Petrobras avança em exploração na Bacia da Foz do Amazonas. Saiba os detalhes dos novos poços e o que o Ibama avalia para o futuro energético do Brasil!
A Petrobras enviou ao Ibama os dados técnicos necessários para obter a autorização de perfurar três novos poços no bloco FZA-M-59, localizado na Bacia da Foz do Amazonas, na costa do Amapá. Este movimento faz parte de uma campanha exploratória que transcende o âmbito corporativo, inserindo-se em um debate nacional sobre o papel do Brasil no cenário energético global nas próximas décadas.
Os poços, nomeados Manga, Crotalus e Extensão (PAD) de Morpho, já estavam previstos em planos anteriores. As áreas de perfuração estão situadas entre 173 e 181 quilômetros da costa amapaense, com profundidades variando entre 2.811 e 2.991 metros.
Cada perfuração tem uma estimativa de duração entre 150 e 160 dias.
É fundamental ressaltar que a licença concedida é estritamente de caráter exploratório. Ela visa apenas investigar o subsolo para determinar a presença de petróleo na região, avaliar sua qualidade e verificar se o volume encontrado seria suficiente para uma futura operação comercial.
Em paralelo às atividades em curso, o Ibama está finalizando um estudo mais amplo sobre a Margem Equatorial. A conclusão deste estudo definirá o limite entre a fase de pesquisa e qualquer decisão definitiva sobre exploração comercial em larga escala na região.

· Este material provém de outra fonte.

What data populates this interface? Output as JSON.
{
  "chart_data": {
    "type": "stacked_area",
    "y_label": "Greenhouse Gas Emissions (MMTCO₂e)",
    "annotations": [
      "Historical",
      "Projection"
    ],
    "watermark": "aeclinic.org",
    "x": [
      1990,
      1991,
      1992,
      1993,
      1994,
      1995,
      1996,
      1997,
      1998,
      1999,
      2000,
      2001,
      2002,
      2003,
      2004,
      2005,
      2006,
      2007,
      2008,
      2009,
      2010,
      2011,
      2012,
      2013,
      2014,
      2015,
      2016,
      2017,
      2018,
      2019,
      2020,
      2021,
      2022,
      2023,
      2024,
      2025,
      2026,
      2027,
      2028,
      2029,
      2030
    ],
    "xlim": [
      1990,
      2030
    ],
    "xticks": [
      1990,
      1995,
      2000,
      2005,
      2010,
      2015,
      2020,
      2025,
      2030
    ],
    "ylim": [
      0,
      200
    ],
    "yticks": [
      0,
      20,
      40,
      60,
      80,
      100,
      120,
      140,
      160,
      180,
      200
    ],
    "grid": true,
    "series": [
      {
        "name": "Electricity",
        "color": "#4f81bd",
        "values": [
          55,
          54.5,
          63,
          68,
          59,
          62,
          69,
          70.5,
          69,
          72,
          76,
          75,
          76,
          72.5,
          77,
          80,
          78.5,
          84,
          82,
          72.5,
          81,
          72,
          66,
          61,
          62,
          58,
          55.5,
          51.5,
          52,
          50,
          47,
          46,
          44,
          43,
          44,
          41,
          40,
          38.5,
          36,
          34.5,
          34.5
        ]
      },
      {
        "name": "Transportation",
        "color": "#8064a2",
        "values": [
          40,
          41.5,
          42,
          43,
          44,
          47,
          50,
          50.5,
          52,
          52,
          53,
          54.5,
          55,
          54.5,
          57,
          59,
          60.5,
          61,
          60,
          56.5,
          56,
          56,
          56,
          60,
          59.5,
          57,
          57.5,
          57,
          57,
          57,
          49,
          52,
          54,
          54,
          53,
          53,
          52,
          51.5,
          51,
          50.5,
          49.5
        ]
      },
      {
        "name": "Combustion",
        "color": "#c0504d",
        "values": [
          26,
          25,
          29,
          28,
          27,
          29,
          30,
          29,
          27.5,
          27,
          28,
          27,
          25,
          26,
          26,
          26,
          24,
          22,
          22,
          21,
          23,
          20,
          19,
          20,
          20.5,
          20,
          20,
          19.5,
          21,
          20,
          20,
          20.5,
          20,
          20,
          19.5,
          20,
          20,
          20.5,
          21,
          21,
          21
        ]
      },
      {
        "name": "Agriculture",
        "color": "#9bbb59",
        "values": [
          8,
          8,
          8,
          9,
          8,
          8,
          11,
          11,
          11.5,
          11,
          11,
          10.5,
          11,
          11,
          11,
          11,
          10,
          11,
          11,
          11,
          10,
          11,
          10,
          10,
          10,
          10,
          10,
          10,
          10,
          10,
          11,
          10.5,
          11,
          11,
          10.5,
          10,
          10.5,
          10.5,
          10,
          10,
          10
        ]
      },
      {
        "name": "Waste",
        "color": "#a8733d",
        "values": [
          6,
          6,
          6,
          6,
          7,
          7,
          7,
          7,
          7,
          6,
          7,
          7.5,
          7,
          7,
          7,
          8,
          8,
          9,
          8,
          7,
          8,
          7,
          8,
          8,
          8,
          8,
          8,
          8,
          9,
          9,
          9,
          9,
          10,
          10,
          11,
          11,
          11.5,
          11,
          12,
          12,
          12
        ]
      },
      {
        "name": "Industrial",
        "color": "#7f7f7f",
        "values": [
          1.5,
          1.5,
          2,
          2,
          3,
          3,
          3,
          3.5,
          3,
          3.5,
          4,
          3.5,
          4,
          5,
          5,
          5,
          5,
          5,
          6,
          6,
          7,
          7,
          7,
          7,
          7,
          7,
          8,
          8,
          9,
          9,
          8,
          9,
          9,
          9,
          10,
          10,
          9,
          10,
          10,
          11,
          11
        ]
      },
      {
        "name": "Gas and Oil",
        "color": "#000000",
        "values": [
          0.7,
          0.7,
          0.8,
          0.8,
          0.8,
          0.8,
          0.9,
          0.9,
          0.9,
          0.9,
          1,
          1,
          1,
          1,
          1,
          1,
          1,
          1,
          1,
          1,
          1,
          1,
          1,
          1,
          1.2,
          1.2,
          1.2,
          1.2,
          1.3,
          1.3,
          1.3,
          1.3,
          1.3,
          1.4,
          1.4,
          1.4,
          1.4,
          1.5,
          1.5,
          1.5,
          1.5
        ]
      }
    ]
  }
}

Outra frente de trabalho segue em andamento, com previsão de conclusão para meados deste ano. Um atraso recente ocorreu devido a um vazamento de fluido de perfuração a cerca de 2,7 mil metros de profundidade, forçando a paralisação imediata das atividades.
Este incidente não só afetou o cronograma, mas também expôs os riscos inerentes a operações de grande porte em um ecossistema tão sensível quanto a Foz do Amazonas. Após avaliar o risco de danos à fauna marinha, o Ibama notificou a companhia e, semanas depois, aplicou um auto de infração de R$ 2,5 milhões, classificando o material extravasado como risco médio.
A Petrobras contestou a gravidade do ocorrido, alegando que o fluido era biodegradável e que a situação foi controlada, o que foi posteriormente endossado pela ANP. Contudo, a agência reguladora condicionou o retorno das atividades, liberado em fevereiro, ao cumprimento de exigências rigorosas.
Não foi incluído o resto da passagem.